If one important lesson can be drawn from the recent history of the Middle East, it is that any war in the Middle East, given its geo-strategic and geo-economic significance, domestic political structures, the demographic compositions of the states and the regional and international interests involved, will potentially suck in virtually the whole region and the external powers. The Syrian quagmire is a quintessential case. What started as a non-violent uprising soon transformed into brutal civil war between the Syrian government and the opposition forces, with regional and international states supporting different sides in the conflict, in the process making the war more brutal and prolonged.

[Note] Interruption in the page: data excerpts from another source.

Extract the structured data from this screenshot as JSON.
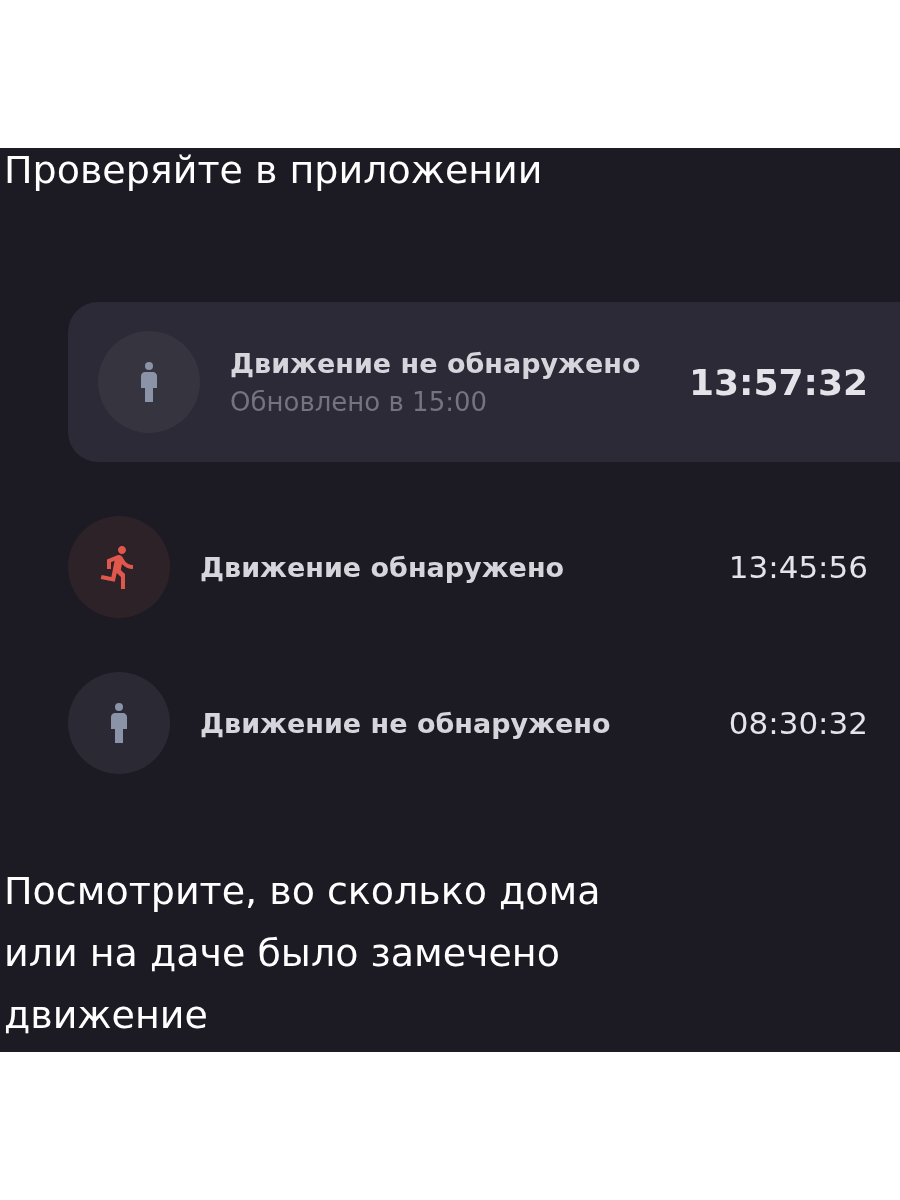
{
  "heading": "Проверяйте в приложении",
  "events": [
    {
      "kind": "still",
      "highlighted": true,
      "title": "Движение не обнаружено",
      "subtitle": "Обновлено в 15:00",
      "time": "13:57:32"
    },
    {
      "kind": "motion",
      "highlighted": false,
      "title": "Движение обнаружено",
      "time": "13:45:56"
    },
    {
      "kind": "still",
      "highlighted": false,
      "title": "Движение не обнаружено",
      "time": "08:30:32"
    }
  ],
  "caption": "Посмотрите, во сколько дома или на даче было замечено движение"
}
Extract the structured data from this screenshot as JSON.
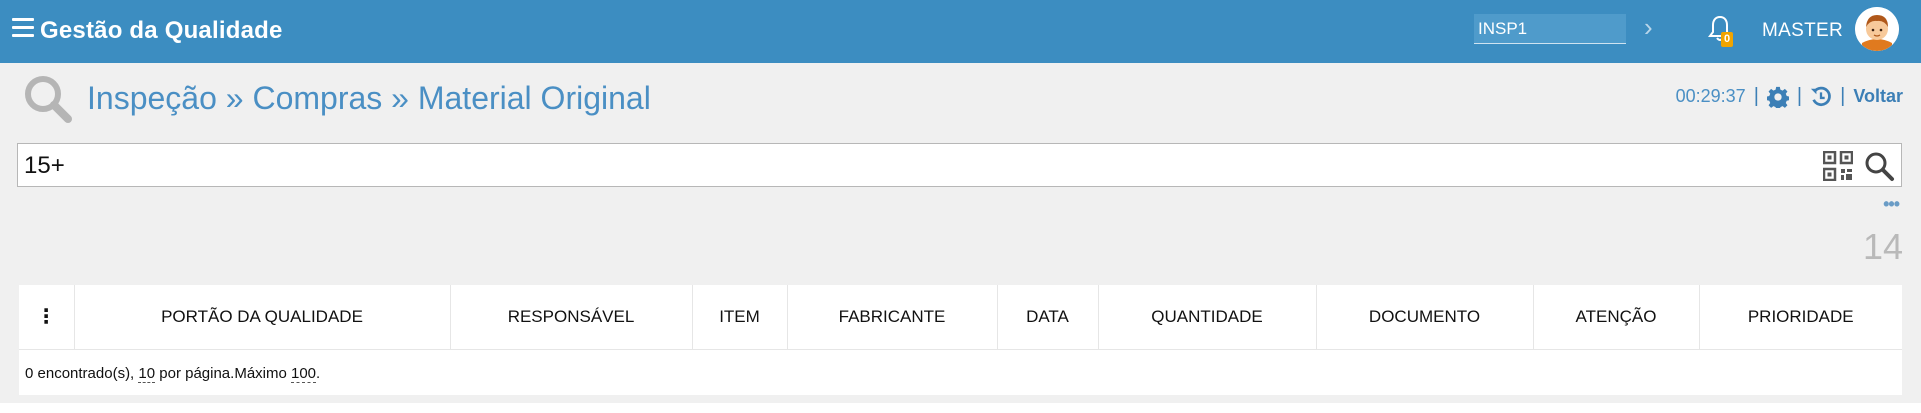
{
  "header": {
    "app_title": "Gestão da Qualidade",
    "insp_value": "INSP1",
    "notifications_count": "0",
    "user_name": "MASTER",
    "brand_color": "#3c8dc1"
  },
  "breadcrumb": {
    "items": [
      "Inspeção",
      "Compras",
      "Material Original"
    ],
    "separator": " » "
  },
  "top_actions": {
    "time": "00:29:37",
    "back_label": "Voltar"
  },
  "search": {
    "value": "15+"
  },
  "results": {
    "count": "14"
  },
  "table": {
    "columns": [
      "PORTÃO DA QUALIDADE",
      "RESPONSÁVEL",
      "ITEM",
      "FABRICANTE",
      "DATA",
      "QUANTIDADE",
      "DOCUMENTO",
      "ATENÇÃO",
      "PRIORIDADE"
    ],
    "footer": {
      "found_text": "0 encontrado(s), ",
      "per_page": "10",
      "per_page_text": " por página.Máximo ",
      "max": "100",
      "end": "."
    }
  },
  "icons": [
    "menu-icon",
    "chevron-right-icon",
    "bell-icon",
    "avatar-icon",
    "magnifier-icon",
    "gear-icon",
    "history-icon",
    "qr-code-icon",
    "search-icon",
    "more-icon",
    "column-menu-icon"
  ]
}
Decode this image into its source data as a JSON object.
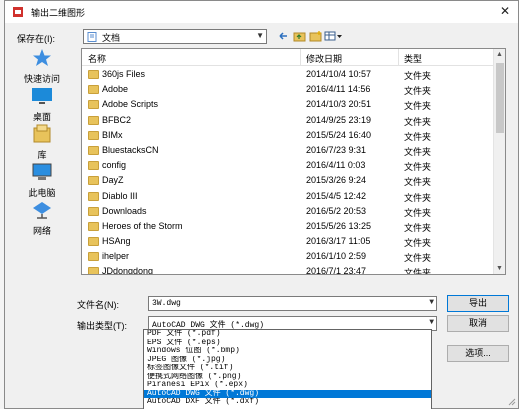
{
  "dialog": {
    "title": "输出二维图形",
    "close_glyph": "✕"
  },
  "location": {
    "label": "保存在(I):",
    "current_folder": "文档"
  },
  "toolbar": {
    "back": "back-arrow",
    "up": "up-folder",
    "new_folder": "new-folder",
    "views": "view-menu"
  },
  "places": [
    {
      "label": "快速访问",
      "icon": "star-icon"
    },
    {
      "label": "桌面",
      "icon": "desktop-icon"
    },
    {
      "label": "库",
      "icon": "library-icon"
    },
    {
      "label": "此电脑",
      "icon": "computer-icon"
    },
    {
      "label": "网络",
      "icon": "network-icon"
    }
  ],
  "file_list": {
    "columns": [
      "名称",
      "修改日期",
      "类型"
    ],
    "rows": [
      {
        "name": "360js Files",
        "date": "2014/10/4 10:57",
        "type": "文件夹"
      },
      {
        "name": "Adobe",
        "date": "2016/4/11 14:56",
        "type": "文件夹"
      },
      {
        "name": "Adobe Scripts",
        "date": "2014/10/3 20:51",
        "type": "文件夹"
      },
      {
        "name": "BFBC2",
        "date": "2014/9/25 23:19",
        "type": "文件夹"
      },
      {
        "name": "BIMx",
        "date": "2015/5/24 16:40",
        "type": "文件夹"
      },
      {
        "name": "BluestacksCN",
        "date": "2016/7/23 9:31",
        "type": "文件夹"
      },
      {
        "name": "config",
        "date": "2016/4/11 0:03",
        "type": "文件夹"
      },
      {
        "name": "DayZ",
        "date": "2015/3/26 9:24",
        "type": "文件夹"
      },
      {
        "name": "Diablo III",
        "date": "2015/4/5 12:42",
        "type": "文件夹"
      },
      {
        "name": "Downloads",
        "date": "2016/5/2 20:53",
        "type": "文件夹"
      },
      {
        "name": "Heroes of the Storm",
        "date": "2015/5/26 13:25",
        "type": "文件夹"
      },
      {
        "name": "HSAng",
        "date": "2016/3/17 11:05",
        "type": "文件夹"
      },
      {
        "name": "ihelper",
        "date": "2016/1/10 2:59",
        "type": "文件夹"
      },
      {
        "name": "JDdongdong",
        "date": "2016/7/1 23:47",
        "type": "文件夹"
      }
    ]
  },
  "filename": {
    "label": "文件名(N):",
    "value": "3W.dwg"
  },
  "filetype": {
    "label": "输出类型(T):",
    "value": "AutoCAD DWG 文件 (*.dwg)",
    "options": [
      "PDF 文件 (*.pdf)",
      "EPS 文件 (*.eps)",
      "Windows 位图 (*.bmp)",
      "JPEG 图像 (*.jpg)",
      "标签图像文件 (*.tif)",
      "便携式网络图像 (*.png)",
      "Piranesi EPix (*.epx)",
      "AutoCAD DWG 文件 (*.dwg)",
      "AutoCAD DXF 文件 (*.dxf)"
    ],
    "selected_index": 7
  },
  "buttons": {
    "export": "导出",
    "cancel": "取消",
    "options": "选项..."
  },
  "colors": {
    "selection": "#0078d7",
    "folder": "#e8c35b"
  }
}
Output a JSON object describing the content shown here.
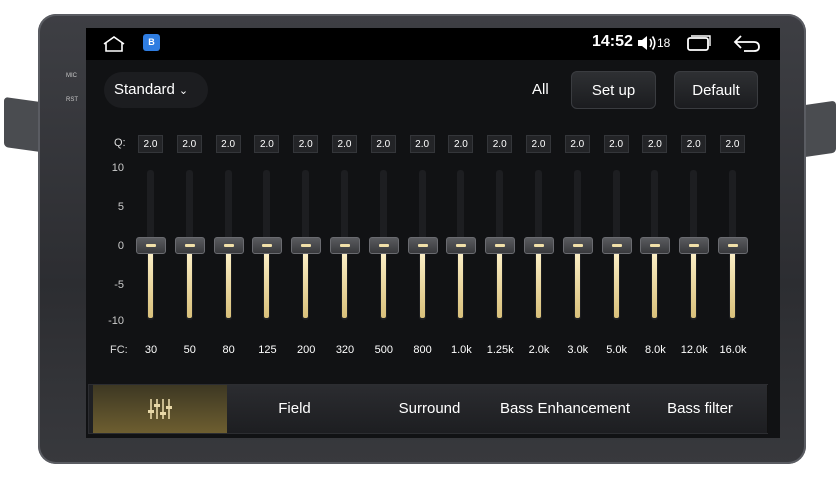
{
  "device": {
    "mic_label": "MIC",
    "rst_label": "RST"
  },
  "statusbar": {
    "time": "14:52",
    "volume": "18",
    "app_icon_letter": "B"
  },
  "toolbar": {
    "preset": "Standard",
    "all_label": "All",
    "setup_label": "Set up",
    "default_label": "Default"
  },
  "eq": {
    "q_label": "Q:",
    "fc_label": "FC:",
    "y_ticks": [
      "10",
      "5",
      "0",
      "-5",
      "-10"
    ],
    "gain_range": [
      -10,
      10
    ],
    "bands": [
      {
        "q": "2.0",
        "fc": "30",
        "gain": 0
      },
      {
        "q": "2.0",
        "fc": "50",
        "gain": 0
      },
      {
        "q": "2.0",
        "fc": "80",
        "gain": 0
      },
      {
        "q": "2.0",
        "fc": "125",
        "gain": 0
      },
      {
        "q": "2.0",
        "fc": "200",
        "gain": 0
      },
      {
        "q": "2.0",
        "fc": "320",
        "gain": 0
      },
      {
        "q": "2.0",
        "fc": "500",
        "gain": 0
      },
      {
        "q": "2.0",
        "fc": "800",
        "gain": 0
      },
      {
        "q": "2.0",
        "fc": "1.0k",
        "gain": 0
      },
      {
        "q": "2.0",
        "fc": "1.25k",
        "gain": 0
      },
      {
        "q": "2.0",
        "fc": "2.0k",
        "gain": 0
      },
      {
        "q": "2.0",
        "fc": "3.0k",
        "gain": 0
      },
      {
        "q": "2.0",
        "fc": "5.0k",
        "gain": 0
      },
      {
        "q": "2.0",
        "fc": "8.0k",
        "gain": 0
      },
      {
        "q": "2.0",
        "fc": "12.0k",
        "gain": 0
      },
      {
        "q": "2.0",
        "fc": "16.0k",
        "gain": 0
      }
    ]
  },
  "tabs": [
    {
      "label": "",
      "icon": "equalizer-icon",
      "active": true
    },
    {
      "label": "Field",
      "active": false
    },
    {
      "label": "Surround",
      "active": false
    },
    {
      "label": "Bass Enhancement",
      "active": false
    },
    {
      "label": "Bass filter",
      "active": false
    }
  ],
  "colors": {
    "accent": "#d9c07a",
    "background": "#111214"
  }
}
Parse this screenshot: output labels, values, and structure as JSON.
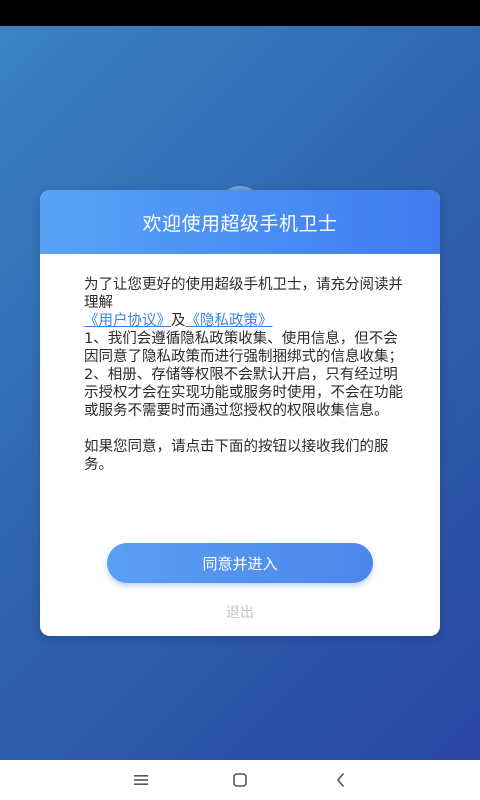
{
  "dialog": {
    "title": "欢迎使用超级手机卫士",
    "intro_text": "为了让您更好的使用超级手机卫士，请充分阅读并理解",
    "user_agreement_link": "《用户协议》",
    "and_text": "及",
    "privacy_policy_link": "《隐私政策》",
    "point_1": "1、我们会遵循隐私政策收集、使用信息，但不会因同意了隐私政策而进行强制捆绑式的信息收集；",
    "point_2": "2、相册、存储等权限不会默认开启，只有经过明示授权才会在实现功能或服务时使用，不会在功能或服务不需要时而通过您授权的权限收集信息。",
    "closing_text": "如果您同意，请点击下面的按钮以接收我们的服务。",
    "agree_button_label": "同意并进入",
    "exit_label": "退出"
  },
  "navigation": {
    "menu_icon": "menu-icon",
    "home_icon": "home-icon",
    "back_icon": "back-icon"
  },
  "colors": {
    "background_gradient_start": "#3a83c2",
    "background_gradient_end": "#2a47a4",
    "header_gradient_start": "#57a3f7",
    "header_gradient_end": "#3f7cf0",
    "link": "#3c83e6",
    "exit_text": "#c4c4c4"
  }
}
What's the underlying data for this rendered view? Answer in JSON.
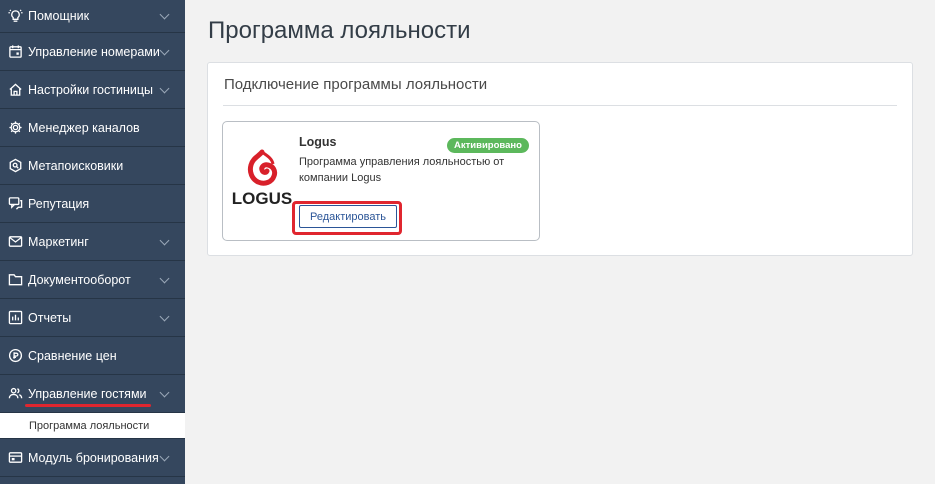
{
  "sidebar": {
    "items": [
      {
        "label": "Помощник",
        "icon": "lightbulb-icon",
        "has_chevron": true
      },
      {
        "label": "Управление номерами",
        "icon": "calendar-icon",
        "has_chevron": true
      },
      {
        "label": "Настройки гостиницы",
        "icon": "home-icon",
        "has_chevron": true
      },
      {
        "label": "Менеджер каналов",
        "icon": "gear-icon",
        "has_chevron": false
      },
      {
        "label": "Метапоисковики",
        "icon": "hexagon-icon",
        "has_chevron": false
      },
      {
        "label": "Репутация",
        "icon": "chat-icon",
        "has_chevron": false
      },
      {
        "label": "Маркетинг",
        "icon": "mail-icon",
        "has_chevron": true
      },
      {
        "label": "Документооборот",
        "icon": "folder-icon",
        "has_chevron": true
      },
      {
        "label": "Отчеты",
        "icon": "bar-chart-icon",
        "has_chevron": true
      },
      {
        "label": "Сравнение цен",
        "icon": "price-compare-icon",
        "has_chevron": false
      },
      {
        "label": "Управление гостями",
        "icon": "users-icon",
        "has_chevron": true,
        "active": true
      },
      {
        "label": "Модуль бронирования",
        "icon": "booking-icon",
        "has_chevron": true
      }
    ],
    "subitem": "Программа лояльности"
  },
  "main": {
    "page_title": "Программа лояльности",
    "panel_title": "Подключение программы лояльности",
    "card": {
      "logo_text": "LOGUS",
      "name": "Logus",
      "badge": "Активировано",
      "description": "Программа управления лояльностью от компании Logus",
      "edit_label": "Редактировать"
    }
  },
  "colors": {
    "sidebar_bg": "#35475e",
    "badge_green": "#5cb85c",
    "highlight_red": "#e0262f",
    "button_blue": "#2b5597",
    "logo_red": "#d8202a"
  }
}
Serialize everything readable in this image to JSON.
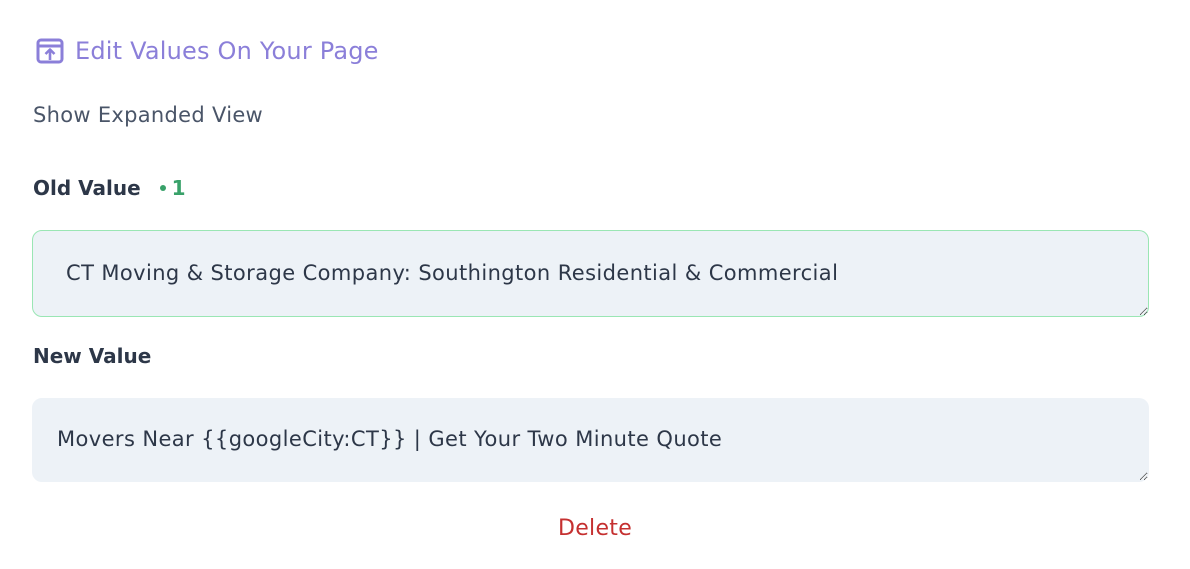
{
  "header": {
    "edit_link_label": "Edit Values On Your Page",
    "edit_link_icon": "open-in-new-window-icon",
    "accent_color": "#8b7fd9"
  },
  "view_toggle": {
    "label": "Show Expanded View"
  },
  "old_value": {
    "label": "Old Value",
    "count": "1",
    "count_color": "#38a169",
    "value": "CT Moving & Storage Company: Southington Residential & Commercial"
  },
  "new_value": {
    "label": "New Value",
    "value": "Movers Near {{googleCity:CT}} | Get Your Two Minute Quote"
  },
  "actions": {
    "delete_label": "Delete",
    "delete_color": "#c53030"
  }
}
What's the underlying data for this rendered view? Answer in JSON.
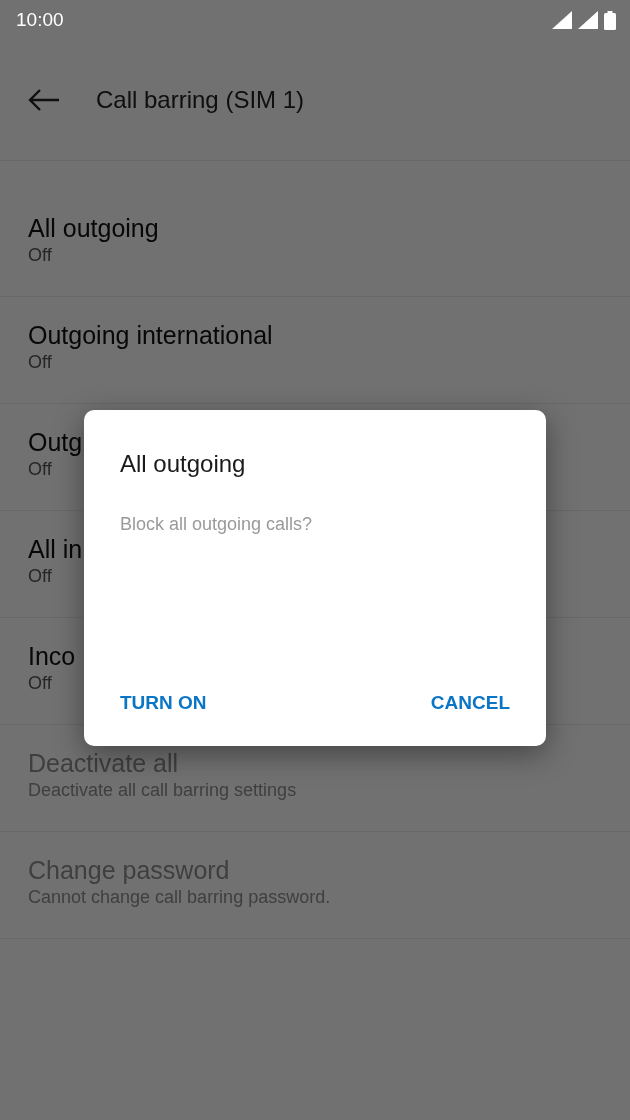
{
  "status_bar": {
    "time": "10:00"
  },
  "toolbar": {
    "title": "Call barring (SIM 1)"
  },
  "items": [
    {
      "title": "All outgoing",
      "summary": "Off",
      "disabled": false
    },
    {
      "title": "Outgoing international",
      "summary": "Off",
      "disabled": false
    },
    {
      "title": "Outg",
      "summary": "Off",
      "disabled": false
    },
    {
      "title": "All in",
      "summary": "Off",
      "disabled": false
    },
    {
      "title": "Inco",
      "summary": "Off",
      "disabled": false
    },
    {
      "title": "Deactivate all",
      "summary": "Deactivate all call barring settings",
      "disabled": true
    },
    {
      "title": "Change password",
      "summary": "Cannot change call barring password.",
      "disabled": true
    }
  ],
  "dialog": {
    "title": "All outgoing",
    "message": "Block all outgoing calls?",
    "buttons": [
      "TURN ON",
      "CANCEL"
    ]
  }
}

The Syrian conflict has now become an insurrection against the government, sectarian tussle, fight for regional hegemony and major powers rivalry wrapped into one. The cases of Libya and Yemen testify to this assertion that ‘local’ wars in the Middle East will have regional and global implications.
This will be more true if ever a war occurs between the US and Iran. Given Tehran’s influence in the region through non-state actors in Lebanon, Yemen and Iraq, its significant footprint in Syria and its not insignificant defense capabilities, especially its indigenously-developed ballistic missiles, any war with Iran will have catastrophic effects that would dwarf the horrible consequences of American invasion of Iraq.
May be such a realization has so far dissuaded both sides from going into war. Considering the frequent policy pronouncements by President Trump that he wants to bring back American troops fighting in Afghanistan and the Middle East, a new war with Iran will inevitably involve greater military entanglement and more American troops on the ground. But given the various flashpoints that can possibly trigger a war, it is insufficient ground for complacency.
This article was published in the Daily Times on Friday, October 11, 2019.